Nurgül Büyükkalay, “Aspendos Tiyatrosu öyle ihtişamlı öyle güzel ki sahip olduğu tüm ününü hak ediyor” dedi ve ekledi:
“Antik kent, tiyatrosuyla çeşitli etkinliklere ve konserlere ev sahipliği yapıyor. Ziyaret ettiğiniz dönemde bir etkinliğe denk gelirseniz mutlaka değerlendirin. Tiyatronun mükemmel akustiğinde konser izlemek harika bir deneyim.

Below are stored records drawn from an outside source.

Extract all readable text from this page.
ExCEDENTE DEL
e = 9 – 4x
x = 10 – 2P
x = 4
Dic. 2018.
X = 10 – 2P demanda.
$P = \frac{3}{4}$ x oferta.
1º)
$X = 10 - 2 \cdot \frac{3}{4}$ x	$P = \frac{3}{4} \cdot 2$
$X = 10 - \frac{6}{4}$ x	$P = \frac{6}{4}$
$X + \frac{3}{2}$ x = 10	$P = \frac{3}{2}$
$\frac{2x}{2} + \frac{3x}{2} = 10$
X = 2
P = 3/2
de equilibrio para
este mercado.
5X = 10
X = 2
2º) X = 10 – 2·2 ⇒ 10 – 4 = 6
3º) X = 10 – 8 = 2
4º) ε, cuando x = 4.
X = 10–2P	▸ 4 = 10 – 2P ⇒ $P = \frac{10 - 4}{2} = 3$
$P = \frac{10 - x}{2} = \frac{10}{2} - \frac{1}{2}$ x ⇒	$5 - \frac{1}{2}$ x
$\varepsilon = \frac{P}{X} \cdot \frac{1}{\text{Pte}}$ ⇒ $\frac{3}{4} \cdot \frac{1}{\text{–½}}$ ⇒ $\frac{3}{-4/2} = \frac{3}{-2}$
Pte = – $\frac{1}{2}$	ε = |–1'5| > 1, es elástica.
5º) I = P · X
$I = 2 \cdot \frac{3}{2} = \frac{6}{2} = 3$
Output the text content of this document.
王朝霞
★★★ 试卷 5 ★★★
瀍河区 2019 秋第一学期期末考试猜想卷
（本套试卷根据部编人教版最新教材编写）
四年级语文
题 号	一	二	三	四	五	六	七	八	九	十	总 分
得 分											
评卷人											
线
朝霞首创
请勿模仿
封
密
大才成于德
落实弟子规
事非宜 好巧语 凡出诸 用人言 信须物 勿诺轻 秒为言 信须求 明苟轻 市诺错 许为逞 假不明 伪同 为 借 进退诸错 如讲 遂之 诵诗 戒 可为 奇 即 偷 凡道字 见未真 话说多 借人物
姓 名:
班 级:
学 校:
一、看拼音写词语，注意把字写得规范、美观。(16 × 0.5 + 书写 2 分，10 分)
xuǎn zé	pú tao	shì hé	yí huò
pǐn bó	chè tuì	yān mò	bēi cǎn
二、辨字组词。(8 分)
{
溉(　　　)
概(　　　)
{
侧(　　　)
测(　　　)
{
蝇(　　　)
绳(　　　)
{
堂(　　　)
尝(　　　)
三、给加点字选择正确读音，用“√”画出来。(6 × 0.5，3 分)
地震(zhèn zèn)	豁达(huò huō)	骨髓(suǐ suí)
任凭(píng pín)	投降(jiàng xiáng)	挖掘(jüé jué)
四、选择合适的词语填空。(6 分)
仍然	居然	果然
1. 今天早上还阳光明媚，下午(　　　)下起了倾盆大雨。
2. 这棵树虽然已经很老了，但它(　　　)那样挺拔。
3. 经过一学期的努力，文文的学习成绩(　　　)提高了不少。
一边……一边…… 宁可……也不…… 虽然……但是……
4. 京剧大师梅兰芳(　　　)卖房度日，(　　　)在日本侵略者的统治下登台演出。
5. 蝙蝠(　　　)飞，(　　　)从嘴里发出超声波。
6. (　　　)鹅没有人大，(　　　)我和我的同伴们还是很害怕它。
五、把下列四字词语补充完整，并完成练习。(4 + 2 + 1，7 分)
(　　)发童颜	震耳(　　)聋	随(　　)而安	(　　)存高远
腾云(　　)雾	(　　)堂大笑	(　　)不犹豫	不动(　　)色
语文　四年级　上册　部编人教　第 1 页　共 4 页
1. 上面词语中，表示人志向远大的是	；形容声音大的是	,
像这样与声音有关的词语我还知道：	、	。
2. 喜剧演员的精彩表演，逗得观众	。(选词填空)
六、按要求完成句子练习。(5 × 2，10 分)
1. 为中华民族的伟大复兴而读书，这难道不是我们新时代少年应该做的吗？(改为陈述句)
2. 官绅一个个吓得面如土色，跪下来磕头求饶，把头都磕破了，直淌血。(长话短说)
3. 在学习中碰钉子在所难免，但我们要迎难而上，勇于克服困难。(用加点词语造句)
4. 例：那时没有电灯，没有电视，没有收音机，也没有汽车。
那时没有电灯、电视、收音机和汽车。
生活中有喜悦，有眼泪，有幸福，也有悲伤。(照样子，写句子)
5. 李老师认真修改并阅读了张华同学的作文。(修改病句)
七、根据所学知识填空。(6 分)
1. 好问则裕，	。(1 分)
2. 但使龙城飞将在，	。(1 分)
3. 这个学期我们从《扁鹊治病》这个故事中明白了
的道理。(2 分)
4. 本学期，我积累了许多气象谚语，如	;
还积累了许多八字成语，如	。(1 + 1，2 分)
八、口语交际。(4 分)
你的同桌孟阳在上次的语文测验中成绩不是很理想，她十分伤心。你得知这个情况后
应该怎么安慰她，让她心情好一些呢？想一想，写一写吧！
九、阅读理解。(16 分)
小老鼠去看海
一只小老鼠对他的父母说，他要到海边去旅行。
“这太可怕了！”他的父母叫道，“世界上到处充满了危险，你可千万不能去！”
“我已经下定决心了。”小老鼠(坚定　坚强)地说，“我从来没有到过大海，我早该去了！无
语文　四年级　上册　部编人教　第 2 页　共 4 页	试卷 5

Aspendos’un bir diğer önemli yapısı su kemerleri… Toros Dağları’ndan ve vadilerden su taşıyan kemerler dönemin mühendisliğinin kusursuzluğunu gösteriyor.”
Tüm kavimler ülkesi: Perge Antik Kenti / ANTALYA
Antalya’nın Aksu ilçesinde bulunan Perge, Helenistik dönemden kalan ve günümüze kadar gelen önemli bir kalıntı… Özellikle mimarisi ve mermer heykeltıraşlığı ile ünlü… Truva Savaşı’ndan sonra savaşa katılan üç komutan tarafından kurulan antik kent, ‘Tüm kavimler ülkesi’ anlamına gelen Pamfilya’ya da başkentlik yaptı.
“Etkileyici bir diğer yapı ana cadde üzerinde yapılmış su arkı. Kestros Çeşmesi ile başlayıp caddeyi ikiye bölen görüntüsü muhteşem. Perge’nin antik çağdaki önemini yansıtan diğer yapılar yüksek kuleler, hamamlar, dikdörtgen agorası ve sütunlu caddeleri. Antik kentte yapılan kazı çalışmalarında ortaya çıkan heykelleri Antalya Müzesi’nde Perge Tiyatrosu Salonu’nda görebilirsiniz.”